YouTube, Veoh, MySpace, Facebook, Joost... Les sites de partage de photos et vidéos confrontés au coût économique de leur expansion dans le monde. Certains sont contraints de limiter ou suspendre l'accès dans les parties du monde les moins rentables.
Un article du New York Times.
Extraits:
"Last year, Veoh, a video-sharing site operated from San Diego, decided to block its service from users in Africa, Asia, Latin America and Eastern Europe, citing the dim prospects of making money and the high cost of delivering video there.
“I believe in free, open communications,” Dmitry Shapiro, the company’s chief executive, said.

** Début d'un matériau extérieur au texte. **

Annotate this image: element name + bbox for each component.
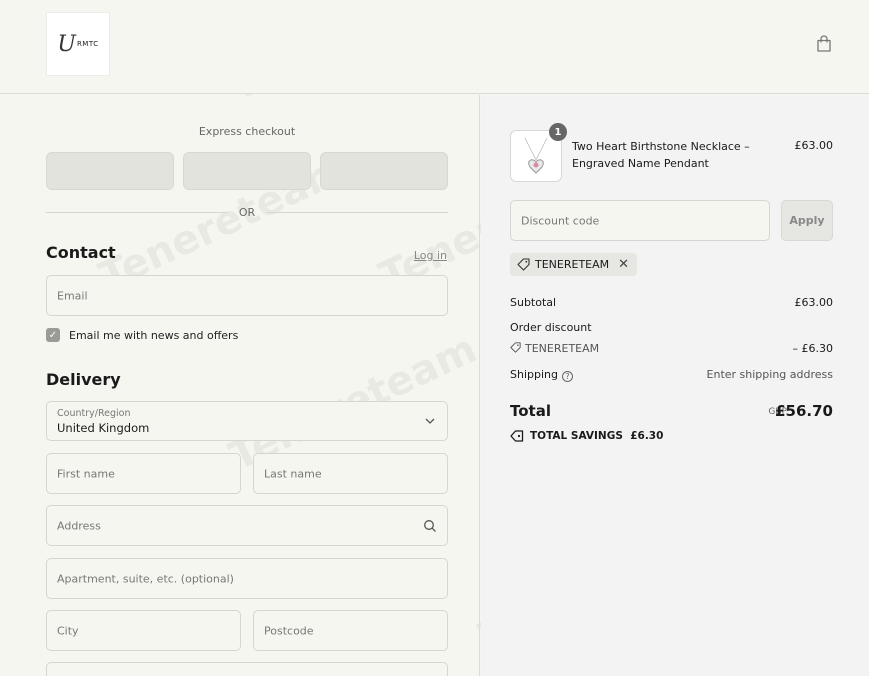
discount-code-row: TENERETEAM – £6.30: [510, 342, 833, 355]
newsletter-label: Email me with news and offers: [69, 328, 239, 342]
newsletter-checkbox[interactable]: ✓: [46, 328, 60, 342]
store-logo[interactable]: U RMTC: [46, 12, 110, 76]
email-placeholder: Email: [57, 289, 88, 302]
address-field[interactable]: Address: [46, 505, 448, 546]
divider-line: [46, 211, 227, 213]
city-placeholder: City: [57, 624, 79, 637]
postcode-field[interactable]: Postcode: [253, 610, 448, 651]
applied-discount-chip: TENERETEAM ✕: [510, 253, 638, 276]
postcode-placeholder: Postcode: [264, 624, 314, 637]
express-pay-button-2[interactable]: [183, 152, 311, 190]
last-name-field[interactable]: Last name: [253, 453, 448, 494]
address-placeholder: Address: [57, 519, 101, 532]
discount-code-label: TENERETEAM: [525, 342, 600, 355]
product-price: £63.00: [794, 139, 834, 152]
tag-icon: [517, 258, 530, 271]
discount-placeholder: Discount code: [521, 214, 600, 227]
savings-label: TOTAL SAVINGS: [530, 430, 623, 442]
apply-button[interactable]: Apply: [781, 200, 833, 241]
subtotal-label: Subtotal: [510, 296, 557, 309]
express-checkout-label: Express checkout: [198, 125, 296, 138]
subtotal-value: £63.00: [794, 296, 834, 309]
country-value: United Kingdom: [57, 421, 150, 435]
last-name-placeholder: Last name: [264, 467, 322, 480]
total-value: £56.70: [775, 402, 833, 420]
checkout-header: U RMTC: [0, 0, 869, 94]
necklace-icon: [524, 137, 548, 174]
remove-discount-icon[interactable]: ✕: [618, 257, 629, 272]
first-name-field[interactable]: First name: [46, 453, 241, 494]
discount-code-input[interactable]: Discount code: [510, 200, 770, 241]
shipping-row: Shipping? Enter shipping address: [510, 368, 833, 382]
delivery-title: Delivery: [46, 370, 121, 389]
order-summary: 1 Two Heart Birthstone Necklace – Engrav…: [481, 95, 869, 676]
logo-text: U: [57, 31, 76, 57]
or-divider: OR: [46, 205, 448, 219]
applied-code-text: TENERETEAM: [535, 258, 610, 271]
email-field[interactable]: Email: [46, 275, 448, 316]
shopping-bag-icon[interactable]: [816, 35, 832, 53]
help-icon[interactable]: ?: [562, 371, 573, 382]
savings-value: £6.30: [630, 430, 664, 442]
savings-tag-icon: [510, 430, 524, 442]
next-field[interactable]: [46, 662, 448, 676]
express-pay-button-1[interactable]: [46, 152, 174, 190]
city-field[interactable]: City: [46, 610, 241, 651]
divider-line: [267, 211, 448, 213]
search-icon[interactable]: [423, 519, 437, 533]
newsletter-row[interactable]: ✓ Email me with news and offers: [46, 328, 238, 342]
logo-small-text: RMTC: [76, 40, 99, 48]
chevron-down-icon: [425, 418, 435, 424]
login-link[interactable]: Log in: [414, 249, 447, 262]
first-name-placeholder: First name: [57, 467, 115, 480]
total-label: Total: [510, 402, 551, 420]
tag-icon: [510, 342, 521, 353]
order-discount-label: Order discount: [510, 321, 592, 334]
quantity-badge: 1: [549, 123, 567, 141]
country-select[interactable]: Country/Region United Kingdom: [46, 401, 448, 441]
order-discount-row: Order discount: [510, 321, 833, 334]
or-text: OR: [238, 205, 256, 219]
shipping-label: Shipping: [510, 368, 558, 381]
shipping-value: Enter shipping address: [706, 368, 833, 381]
checkout-form: Express checkout OR Contact Log in Email…: [0, 95, 480, 676]
discount-value: – £6.30: [792, 342, 834, 355]
express-pay-button-3[interactable]: [320, 152, 448, 190]
contact-title: Contact: [46, 243, 116, 262]
product-name: Two Heart Birthstone Necklace – Engraved…: [572, 140, 750, 170]
apartment-placeholder: Apartment, suite, etc. (optional): [57, 572, 234, 585]
subtotal-row: Subtotal £63.00: [510, 296, 833, 309]
apartment-field[interactable]: Apartment, suite, etc. (optional): [46, 558, 448, 599]
total-savings: TOTAL SAVINGS £6.30: [510, 430, 663, 442]
country-label: Country/Region: [57, 408, 131, 419]
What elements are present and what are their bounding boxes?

“But these people are so hungry for this content. They sit and they watch and watch and watch. The problem is they are eating up bandwidth, and it’s very difficult to derive revenue from it.”
Internet start-ups that came of age during the Web 2.0 era, roughly from 2004 to the beginning of the recession at the end of 2007, generally subscribed to a widely accepted blueprint: build huge global audiences with a free service, and let advertising pay the bills.
But many of them ran smack into global economic reality. There may be 1.6 billion people in the world with Internet access, but fewer than half of them have incomes high enough to interest major advertisers.
“It’s a problem every Internet company has,” said Michelangelo Volpi, chief executive of Joost, a video site with half its audience outside the United States.
“Whenever you have a lot of user-generated material, your bandwidth gets utilized in Asia, the Middle East, Latin America, where bandwidth is expensive and ad rates are ridiculously low,” Mr. Volpi said. If Web companies “really want to make money, they would shut off all those countries.”
...
Web entrepreneurs like Mr. Shapiro of Veoh, still struggling with his decision to restrict his site from much of the world, might have to find a way to soothe their battered consciences.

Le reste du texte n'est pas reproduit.